Titoni Ltd. is a Swiss watchmaker that was founded in 1919 by Fritz Schluep in the Swiss town of Grenchen under the name Felca Ltd. The company, which is now owned and operated by the third and fourth generation of its founding family, currently employs around 60 people.

==Expansion==
Chinese sailors bought the watches that Felca was selling in Singapore and Hong Kong. The founder's son, Bruno Schluep, first established contacts with one of the Chinese businessmen, Koh Mui Yew, in 1944.
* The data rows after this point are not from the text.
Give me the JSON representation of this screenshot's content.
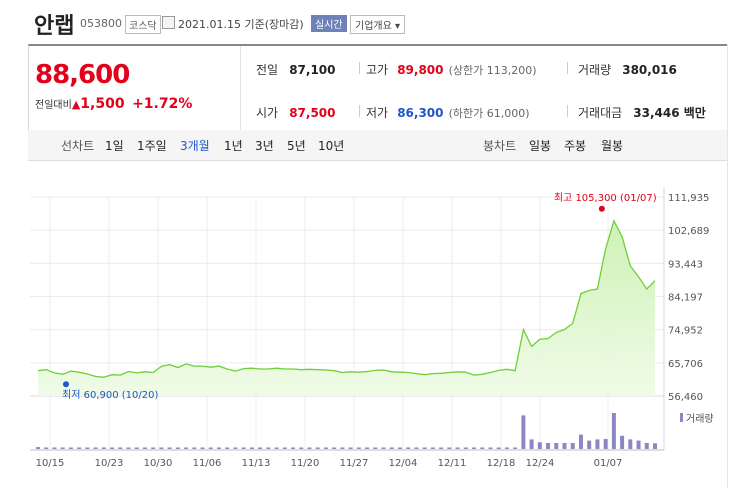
{
  "header": {
    "name": "안랩",
    "code": "053800",
    "market": "코스닥",
    "date": "2021.01.15 기준(장마감)",
    "realtime": "실시간",
    "company_info": "기업개요 ▾"
  },
  "quote": {
    "price": "88,600",
    "change_label": "전일대비",
    "change_arrow": "▲",
    "change": "1,500",
    "change_pct": "+1.72%",
    "prev_close_label": "전일",
    "prev_close": "87,100",
    "high_label": "고가",
    "high": "89,800",
    "upper_limit": "(상한가 113,200)",
    "volume_label": "거래량",
    "volume": "380,016",
    "open_label": "시가",
    "open": "87,500",
    "low_label": "저가",
    "low": "86,300",
    "lower_limit": "(하한가 61,000)",
    "amount_label": "거래대금",
    "amount": "33,446 백만"
  },
  "period_tabs": {
    "label": "선차트",
    "items": [
      "1일",
      "1주일",
      "3개월",
      "1년",
      "3년",
      "5년",
      "10년"
    ],
    "active": "3개월"
  },
  "candle_tabs": {
    "label": "봉차트",
    "items": [
      "일봉",
      "주봉",
      "월봉"
    ]
  },
  "colors": {
    "up": "#e3001b",
    "down": "#1d57c9",
    "line": "#6fcf3a",
    "volume": "#8c86c4",
    "realtime_badge": "#6e81b8"
  },
  "chart_data": {
    "type": "area",
    "yticks": [
      "111,935",
      "102,689",
      "93,443",
      "84,197",
      "74,952",
      "65,706",
      "56,460"
    ],
    "ylim": [
      56460,
      111935
    ],
    "xticks": [
      "10/15",
      "10/23",
      "10/30",
      "11/06",
      "11/13",
      "11/20",
      "11/27",
      "12/04",
      "12/11",
      "12/18",
      "12/24",
      "01/07"
    ],
    "max_label": "최고 105,300 (01/07)",
    "min_label": "최저 60,900 (10/20)",
    "volume_label": "거래량",
    "prices": [
      63500,
      63800,
      62900,
      62500,
      63400,
      63100,
      62600,
      61900,
      61700,
      62400,
      62300,
      63300,
      62900,
      63200,
      63000,
      64700,
      65200,
      64400,
      65400,
      64800,
      64800,
      64500,
      64800,
      64000,
      63400,
      64100,
      64200,
      64000,
      64000,
      64200,
      64000,
      64000,
      63800,
      63900,
      63800,
      63700,
      63500,
      63000,
      63200,
      63100,
      63300,
      63600,
      63700,
      63200,
      63100,
      63000,
      62700,
      62400,
      62700,
      62800,
      63000,
      63200,
      63100,
      62300,
      62500,
      63000,
      63600,
      63900,
      63500,
      75000,
      70300,
      72300,
      72500,
      74200,
      75000,
      76700,
      85000,
      85900,
      86300,
      97500,
      105300,
      100900,
      92700,
      89700,
      86300,
      88600
    ],
    "volumes": [
      8,
      6,
      4,
      5,
      6,
      5,
      4,
      4,
      5,
      5,
      4,
      4,
      5,
      5,
      4,
      6,
      6,
      5,
      6,
      5,
      5,
      4,
      5,
      4,
      4,
      5,
      5,
      4,
      4,
      4,
      4,
      4,
      4,
      4,
      4,
      4,
      4,
      4,
      4,
      4,
      4,
      4,
      4,
      4,
      4,
      4,
      4,
      4,
      4,
      4,
      4,
      4,
      4,
      4,
      4,
      4,
      5,
      4,
      5,
      140,
      40,
      28,
      25,
      25,
      25,
      25,
      60,
      35,
      40,
      42,
      150,
      55,
      40,
      35,
      25,
      24
    ]
  }
}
In 1960 the Chinese State Import Authority ordered Titoni watches after Felca invited a delegation to Switzerland. The company name was soon extended to Felca & Titoni Watches Ltd. and later Titoni Ltd. Felca branded watches continued to be sold in Europe, while the Titoni brand was used in Asia.

==Pricing==
Titoni manufactures watches in the mid-price range. During China's planned economy rule a maximum price of CHF 80 was prescribed by the communist regime.

==Quality==
Titoni watches have a reputation for high quality at a reasonable price, and are considered a prestigious status symbol, especially in Asia. During the 1970s, quartz watches were introduced. In response, Titoni opted for a mix of traditional mechanical watches with quartz watches.